The A&R Sales Agreement supersedes the Initial Sales Agreement, which was dated December 14, 2021 and involved Leerink Partners. Eyenovia had previously sold a total of $16,413,443 of shares of Common Stock under the Initial Sales Agreement. Moving forward, within the framework of the A&R Sales Agreement, Chardan is authorized to sell shares of Common Stock by any legally permissible method defined as an “at-the-market offering” under Rule 415(a)(4) of the Securities Act of 1933.

As per the terms specified in the agreement, Chardan will make best efforts to sell the Common Stock based on the Company’s instructions and will be entitled to a commission equal to 3.0% of the gross sales proceeds of any Common Stock sold through Chardan. The Company retains the discretion on whether to proceed with the sales under this agreement, with the offering concluding upon the earlier of the sale of the Common Stock or termination of the agreement.

The A&R Sales Agreement covers standard representations, warranties, and agreements between Eyenovia and Chardan, inclusive of indemnification rights concerning liabilities under the Securities Act. It is important to note that the representations, warranties, and covenants outlined in the agreement were made solely within the context of the agreement on specific dates and for the benefit of the involved parties.

Additionally, Eyenovia disclosed the termination of a prior ATM Prospectus on December 29, 2024, relating to the sale of up to $25,000,000 of Common Stock, before the initiation of the A&R Sales Agreement.

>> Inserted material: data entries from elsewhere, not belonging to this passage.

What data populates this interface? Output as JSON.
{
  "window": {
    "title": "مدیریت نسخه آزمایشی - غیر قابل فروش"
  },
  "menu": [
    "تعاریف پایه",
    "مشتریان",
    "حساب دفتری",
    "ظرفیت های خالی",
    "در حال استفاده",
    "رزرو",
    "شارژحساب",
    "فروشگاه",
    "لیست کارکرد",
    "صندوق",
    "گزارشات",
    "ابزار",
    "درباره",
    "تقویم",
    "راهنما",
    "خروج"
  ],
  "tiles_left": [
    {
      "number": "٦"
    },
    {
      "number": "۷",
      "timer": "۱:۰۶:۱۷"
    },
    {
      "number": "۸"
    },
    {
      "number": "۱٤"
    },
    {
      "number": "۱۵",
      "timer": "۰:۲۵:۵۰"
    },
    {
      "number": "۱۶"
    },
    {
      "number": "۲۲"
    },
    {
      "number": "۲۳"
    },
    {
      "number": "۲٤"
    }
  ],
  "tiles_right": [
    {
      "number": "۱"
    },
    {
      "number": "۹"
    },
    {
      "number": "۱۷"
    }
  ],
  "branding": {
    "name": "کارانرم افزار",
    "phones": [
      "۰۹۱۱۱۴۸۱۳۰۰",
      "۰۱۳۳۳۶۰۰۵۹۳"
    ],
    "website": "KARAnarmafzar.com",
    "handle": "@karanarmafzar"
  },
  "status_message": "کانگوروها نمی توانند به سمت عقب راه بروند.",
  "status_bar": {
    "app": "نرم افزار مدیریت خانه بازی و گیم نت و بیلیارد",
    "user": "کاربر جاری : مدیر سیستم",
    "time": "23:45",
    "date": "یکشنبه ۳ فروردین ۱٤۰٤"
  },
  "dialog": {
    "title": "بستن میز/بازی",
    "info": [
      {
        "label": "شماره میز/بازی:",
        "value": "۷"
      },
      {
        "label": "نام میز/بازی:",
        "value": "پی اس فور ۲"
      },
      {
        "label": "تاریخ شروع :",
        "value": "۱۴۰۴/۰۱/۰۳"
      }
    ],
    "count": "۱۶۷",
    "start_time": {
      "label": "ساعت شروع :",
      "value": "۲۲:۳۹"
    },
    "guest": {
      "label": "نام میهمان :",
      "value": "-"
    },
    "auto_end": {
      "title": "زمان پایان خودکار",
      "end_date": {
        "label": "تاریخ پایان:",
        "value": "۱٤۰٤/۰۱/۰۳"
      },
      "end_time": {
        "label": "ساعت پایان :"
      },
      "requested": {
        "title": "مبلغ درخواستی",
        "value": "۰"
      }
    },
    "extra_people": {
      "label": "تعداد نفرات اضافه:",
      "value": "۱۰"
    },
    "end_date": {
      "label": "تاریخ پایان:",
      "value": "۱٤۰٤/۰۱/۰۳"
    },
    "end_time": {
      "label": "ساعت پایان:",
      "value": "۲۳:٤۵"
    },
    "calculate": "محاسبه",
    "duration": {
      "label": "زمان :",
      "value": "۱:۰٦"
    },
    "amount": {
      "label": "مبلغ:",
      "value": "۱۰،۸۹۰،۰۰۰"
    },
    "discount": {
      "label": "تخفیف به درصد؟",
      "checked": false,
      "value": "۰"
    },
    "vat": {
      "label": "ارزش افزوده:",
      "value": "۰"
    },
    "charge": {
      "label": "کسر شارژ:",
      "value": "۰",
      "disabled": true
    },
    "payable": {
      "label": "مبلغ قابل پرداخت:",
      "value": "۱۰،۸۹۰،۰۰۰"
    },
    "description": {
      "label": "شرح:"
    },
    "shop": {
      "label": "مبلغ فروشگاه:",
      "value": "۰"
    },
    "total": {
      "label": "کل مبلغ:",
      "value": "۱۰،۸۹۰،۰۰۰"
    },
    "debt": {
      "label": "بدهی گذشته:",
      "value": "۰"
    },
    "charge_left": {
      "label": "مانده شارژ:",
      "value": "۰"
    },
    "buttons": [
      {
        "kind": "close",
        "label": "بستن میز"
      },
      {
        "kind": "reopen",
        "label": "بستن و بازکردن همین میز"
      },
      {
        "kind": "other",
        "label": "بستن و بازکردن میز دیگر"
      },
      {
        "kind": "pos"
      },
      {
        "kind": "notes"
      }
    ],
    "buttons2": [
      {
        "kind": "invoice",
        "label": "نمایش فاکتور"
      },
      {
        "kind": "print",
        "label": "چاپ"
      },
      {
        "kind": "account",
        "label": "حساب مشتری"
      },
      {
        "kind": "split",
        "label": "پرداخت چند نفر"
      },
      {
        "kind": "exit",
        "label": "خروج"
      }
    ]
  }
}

Regarding the Company’s financial positioning, as of December 26, 2024, Eyenovia reported cash and cash equivalents of $2.2 million. Simultaneously, the Company had an outstanding amount of $10.1 million in principal and accrued interest under a Loan and Security Agreement with Avenue Capital Management II, L.P., Avenue Venture Opportunities Fund, L.P., and Avenue Venture Opportunities Fund II, L.P.

This announcement was shared within the company’s Form 8-K filing with the Securities and Exchange Commission, providing insights into Eyenovia’s latest financial and strategic undertakings. Investors and stakeholders can delve into the comprehensive details of the A&R Sales Agreement and associated transactions through the exhibit filings linked to the Form 8-K.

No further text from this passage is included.